Wrapped in one another's arms, they both slept deeply and peacefully that night. When they awakened, sunlight was streaming through the window.
"Oh my God! The cows..." Anij started. They both hurriedly dressed and rushed outside with the buckets.
Jean-Luc picked Anij up and spun her around, then stood her on her feet again and kissed her lips. "It feels so good to be alive!" he shouted.
"Yes, it does," Anij said quietly.
"I feel like celebrating some more," Jean-Luc said when they returned to the house. "I've spent far too much time lying around, and that's not like me at all."
"What would you like to do?" asked Anij.
"What I'd dearly love to do is to look out over Paris from the top of the Eiffel Tower with you," Jean-Luc said softly. "Did you know that Paris is called the 'City Of Lights'? That's because it was one of the first cities to use streetlights. There are so many wondrous things I'd like to show you, Anij." He sounded just a little sad.
"Tell me about streetlights. Are they similar to candles?"
"A streetlight is much brighter than a candle, Anij. I have something similar that I could show you." Amongst his things he found a flashlight. He showed Anij how to turn it on, and she marveled at its brightness.
"A flashlight such as this one is operated by batteries." He opened the compartment where the batteries were stored and showed them to her. "A streetlight is operated by electrical current. A wire runs from each light to a generator, which provides the energy for the light to shine."
"It's amazing that such a tiny object can contain so much energy." Anij played with the flashlight for awhile, taking the batteries out, inspecting them, and putting them back in. To Jean-Luc, her child-like fascination was endearing.
"A streetlight is similar, only much bigger?"
Jean-Luc nodded. "If you can imagine, not just a single one, but an entire row of them lining each side of a street, then you can imagine what Paris looks like at night."
"Oh, I would so much love to see it!" There were tears in Anij's eyes.

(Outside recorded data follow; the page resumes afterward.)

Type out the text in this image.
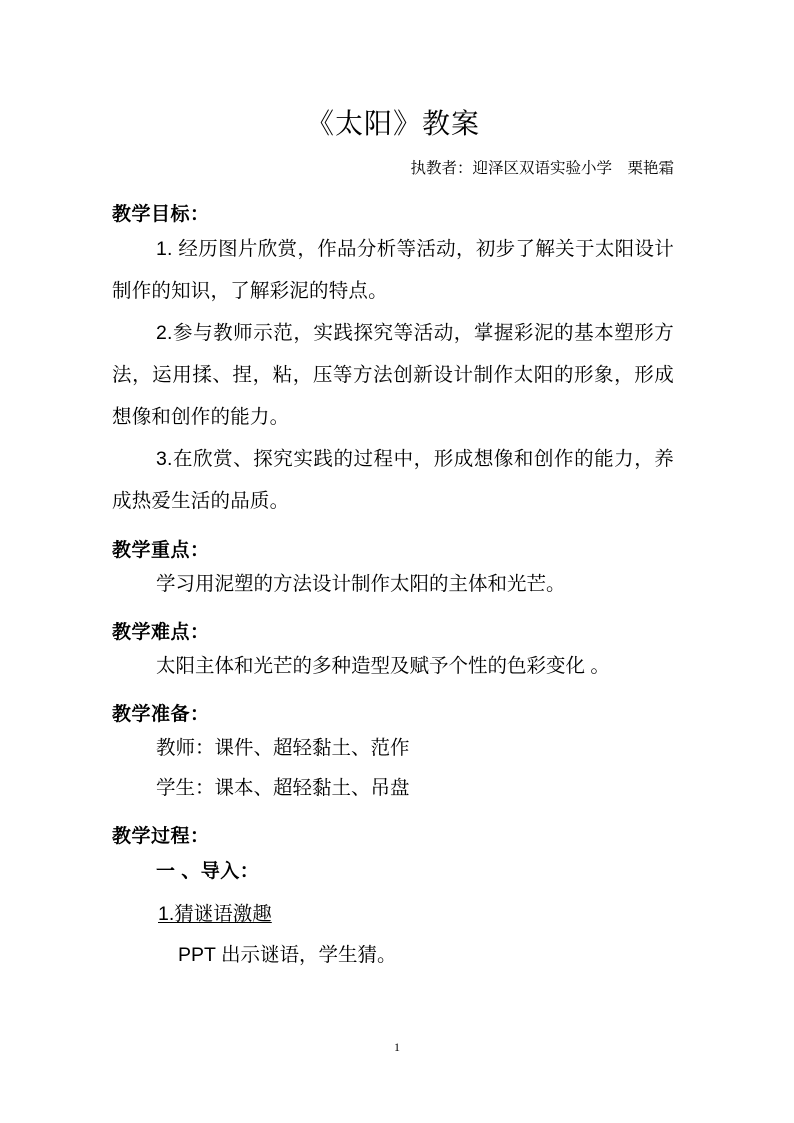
《太阳》教案
执教者：迎泽区双语实验小学    栗艳霜
教学目标：

1. 经历图片欣赏，作品分析等活动，初步了解关于太阳设计制作的知识，了解彩泥的特点。

2.参与教师示范，实践探究等活动，掌握彩泥的基本塑形方法，运用揉、捏，粘，压等方法创新设计制作太阳的形象，形成想像和创作的能力。

3.在欣赏、探究实践的过程中，形成想像和创作的能力，养成热爱生活的品质。

教学重点：

学习用泥塑的方法设计制作太阳的主体和光芒。

教学难点：

太阳主体和光芒的多种造型及赋予个性的色彩变化 。

教学准备：

教师：课件、超轻黏土、范作

学生：课本、超轻黏土、吊盘

教学过程：

一 、导入：

1.猜谜语激趣

PPT 出示谜语，学生猜。

1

"I will take you there some day," Jean-Luc vowed. "I don't know how right now, but I will find a way."
That night the sky was beautiful and clear, and Jean-Luc and Anij lay looking up at the stars.
"I wonder which one is the one around which Earth orbits," said Anij.

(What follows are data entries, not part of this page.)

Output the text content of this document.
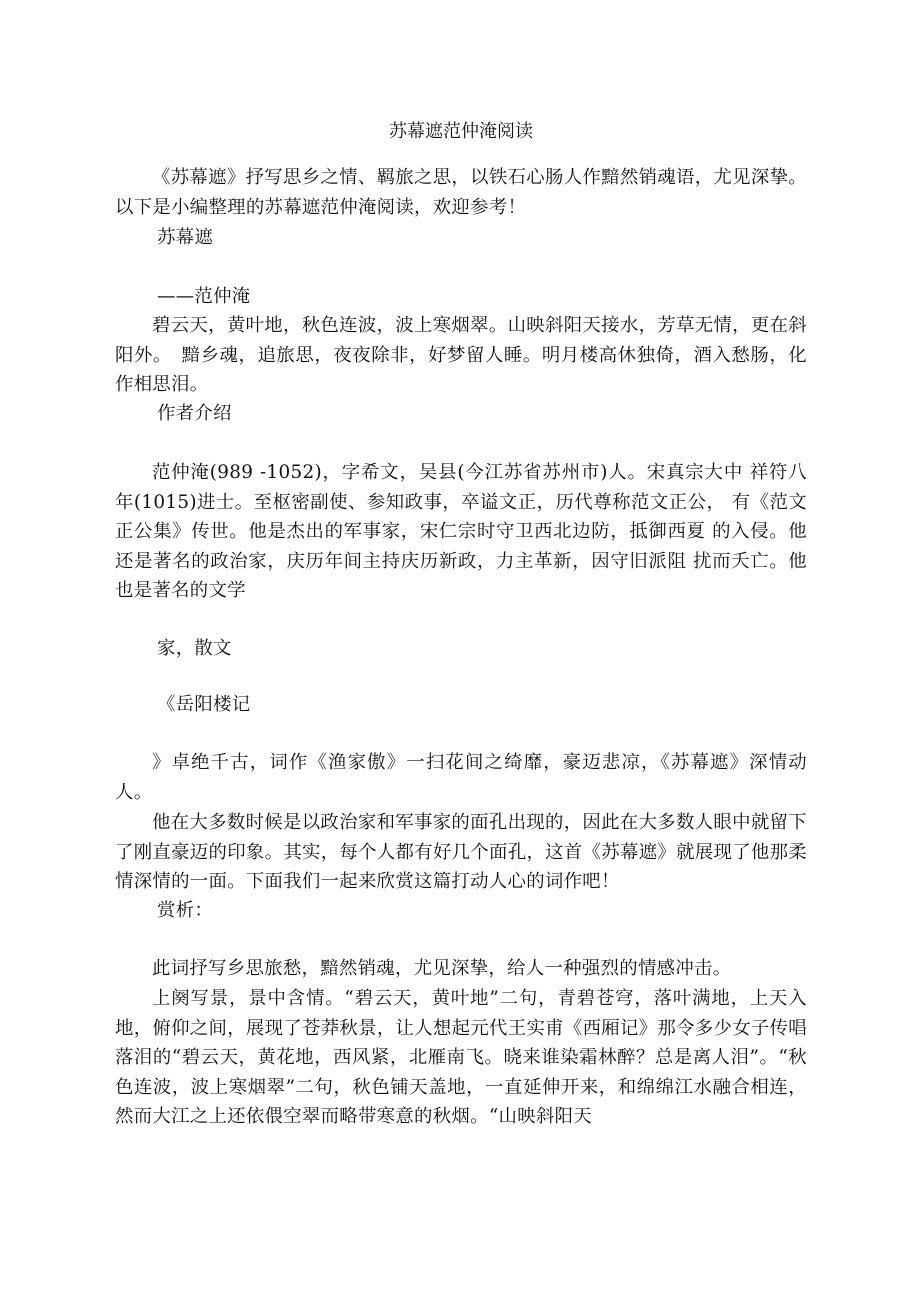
苏幕遮范仲淹阅读

《苏幕遮》抒写思乡之情、羁旅之思，以铁石心肠人作黯然销魂语，尤见深挚。以下是小编整理的苏幕遮范仲淹阅读，欢迎参考！

苏幕遮

——范仲淹

碧云天，黄叶地，秋色连波，波上寒烟翠。山映斜阳天接水，芳草无情，更在斜阳外。　黯乡魂，追旅思，夜夜除非，好梦留人睡。明月楼高休独倚，酒入愁肠，化作相思泪。

作者介绍

范仲淹(989 -1052)，字希文，吴县(今江苏省苏州市)人。宋真宗大中 祥符八年(1015)进士。至枢密副使、参知政事，卒谥文正，历代尊称范文正公， 有《范文正公集》传世。他是杰出的军事家，宋仁宗时守卫西北边防，抵御西夏 的入侵。他还是著名的政治家，庆历年间主持庆历新政，力主革新，因守旧派阻 扰而夭亡。他也是著名的文学

家，散文

《岳阳楼记

》卓绝千古，词作《渔家傲》一扫花间之绮靡，豪迈悲凉，《苏幕遮》深情动人。

他在大多数时候是以政治家和军事家的面孔出现的，因此在大多数人眼中就留下了刚直豪迈的印象。其实，每个人都有好几个面孔，这首《苏幕遮》就展现了他那柔情深情的一面。下面我们一起来欣赏这篇打动人心的词作吧！

赏析：

此词抒写乡思旅愁，黯然销魂，尤见深挚，给人一种强烈的情感冲击。

上阕写景，景中含情。“碧云天，黄叶地”二句，青碧苍穹，落叶满地，上天入地，俯仰之间，展现了苍莽秋景，让人想起元代王实甫《西厢记》那令多少女子传唱落泪的“碧云天，黄花地，西风紧，北雁南飞。晓来谁染霜林醉？总是离人泪”。“秋色连波，波上寒烟翠”二句，秋色铺天盖地，一直延伸开来，和绵绵江水融合相连，然而大江之上还依偎空翠而略带寒意的秋烟。“山映斜阳天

"Our star is a very ordinary, average, medium-sized, middle-aged one," Jean-Luc told her. "It's not nearly large enough to ever form a supernova or black hole. When it dies, it will be just an ordinary white dwarf. Luckily for us, that's still several billion years away."
"What is its name?"
"We've always simply called it the sun, and never felt the need to give it any fancier-sounding name." Jean-Luc smiled.
"Besides Earth, how many planets circle it?"
"There are eight others, but most are very hostile to life as we know it. Mercury rotates so slowly that its day is longer than its year, so it's always extremely hot on one side and extremely cold on the other. Venus has a very dense atmosphere filled with gases that are toxic to humans. Mars, as well as Earth's single moon, has been colonized somewhat over the past couple of centuries. Beyond Mars are the gas giants, Jupiter, Saturn, Uranus, and Neptune. Being made of gas, they lack a solid surface to stand on, but they have many satellites, some of which, such as Europa, have been colonized to an extent. Beyond Neptune is the icy dwarf planet Pluto, which also has a single satellite, Charon."
"It sounds really fascinating," said Anij. "So much variety."
"Until the late twenty-first century, we thought that we were rather unique." Jean-Luc laughed.
"Tell me about Earth."
"Oh, Anij, there's so much to tell, I really wouldn't know where to start. There are Antarctica, a continent covered with ice and snow year round, Australia, which is mostly bush country and outback and has many unique animal life forms, the jungles of Africa, the deserts of the mideast, the rain forests of South America, the fertile plains of Northern Europe, and oh, so much more."
"Tell me about France."
"It's a beautiful country. It's bordered by Spain to the south and Belgium, Germany, Switzerland, and Italy to the east. It's also right across the English Channel from the British Isles. I've told you of Paris, and there's so much more. The beaches, the vineyards...in Paris there's a museum called the Louvre that has many world famous works of art in it, Da Vinci and many others. It's an an amazing place to visit."
Anij was silent, deep in thought. Unlike Jean-Luc, who had visited, or at least passed through, much of the known universe, she had never left Ba'Ku. She was amazed at how much falling in love with Jean-Luc Picard had changed her. For the first time in her life, she could feel the restlessness of wanderlust stirring within her.